Simple Genetic Mechanism May be Behind the Origin of Species

Some of the secrets behind the emergence of new species have been uncovered in a genetic study, conducted in collaboration with bioscientists at The University of Nottingham.
Almost all plant species are known to have cross-breeds that sometimes produce infertile offspring. Now for the first time the team, led by the French National Institute for Agricultural  research, INRA-Versailles, has identified a simple genetic mechanism that may explain why this happens. Professor Malcolm Bennett, Biology Director for the Centre for Plant Integrative Biology and Head of Division of Plant and Crop Sciences at The University of Nottingham said: “As plants evolve, their genes may get copied, moved around the genome, and inactivated. This will reduce the possibilities for fertile cross-breeds and, over time, may result in the emergence of distinct species. We’re delighted that this study demonstrates this process in action.”
The study explains why the offspring of some cross-breeds are not viable and indicates a potential mechanism for the formation of sub species in supposedly identical populations. The researchers, specialists in the genetics of the model plant Arabidopsis thaliana, first noted that offspring of the cross between two of the plant’s natural strains, Columbia (Col) and Cape Verde Island (Cvi), did not fully obey Mendel’s Laws of Inheritance. Researchers found that in specific genetic combinations of two parent genomes, some did not produce offspring at all.
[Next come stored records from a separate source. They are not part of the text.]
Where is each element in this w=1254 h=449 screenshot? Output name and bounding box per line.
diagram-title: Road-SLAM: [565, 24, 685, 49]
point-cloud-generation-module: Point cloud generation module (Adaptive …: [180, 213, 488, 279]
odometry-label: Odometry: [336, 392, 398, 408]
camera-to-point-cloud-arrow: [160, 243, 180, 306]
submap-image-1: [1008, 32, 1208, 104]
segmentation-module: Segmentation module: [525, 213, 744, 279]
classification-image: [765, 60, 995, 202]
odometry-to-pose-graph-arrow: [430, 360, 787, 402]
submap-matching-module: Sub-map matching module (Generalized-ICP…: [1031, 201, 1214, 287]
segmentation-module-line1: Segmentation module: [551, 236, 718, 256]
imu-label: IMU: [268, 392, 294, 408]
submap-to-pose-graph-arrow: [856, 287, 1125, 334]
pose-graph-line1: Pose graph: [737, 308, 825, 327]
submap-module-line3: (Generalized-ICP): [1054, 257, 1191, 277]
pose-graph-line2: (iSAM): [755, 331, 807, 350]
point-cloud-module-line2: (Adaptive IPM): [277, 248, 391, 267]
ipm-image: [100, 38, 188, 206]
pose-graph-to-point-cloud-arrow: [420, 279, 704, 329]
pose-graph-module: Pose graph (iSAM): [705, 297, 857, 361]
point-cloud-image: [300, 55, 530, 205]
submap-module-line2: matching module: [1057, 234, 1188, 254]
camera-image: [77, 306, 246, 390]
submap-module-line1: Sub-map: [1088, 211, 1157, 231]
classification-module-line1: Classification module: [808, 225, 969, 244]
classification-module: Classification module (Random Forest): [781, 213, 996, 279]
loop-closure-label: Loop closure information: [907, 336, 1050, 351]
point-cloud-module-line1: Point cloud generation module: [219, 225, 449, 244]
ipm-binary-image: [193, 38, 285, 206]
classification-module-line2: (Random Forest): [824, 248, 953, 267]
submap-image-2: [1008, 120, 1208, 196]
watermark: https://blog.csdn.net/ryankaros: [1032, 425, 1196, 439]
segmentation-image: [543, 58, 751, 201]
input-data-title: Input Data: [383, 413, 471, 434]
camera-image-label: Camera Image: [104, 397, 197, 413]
Further investigation showed that a gene called HPA is carried by chromosome 1 in the Cvi strain, but in the Col strain a second copy is also found on chromosome 5. As the Col strain evolved, the copy of HPA on chromosome 1 became inactive. As a result, the two strains of Arabidopsis now have their functional HPA genes on different chromosomes. The HPA gene is responsible for the production of histidine, an essential amino acid that is necessary for reproduction to take place.

Embryos that inherit one inactive HPA gene from chromosome 1 of a Cvi parent and another from chromosome 5 of a Col parent cannot produce histidine and fail to develop. If the gene isn’t present the two different strains become incompatible, making it impossible for parent plants to produce offspring. Researchers were able to confirm this after observing that plants watered with a histidine solution were able to produce embryos that developed normally. The results from this study have been published in Science.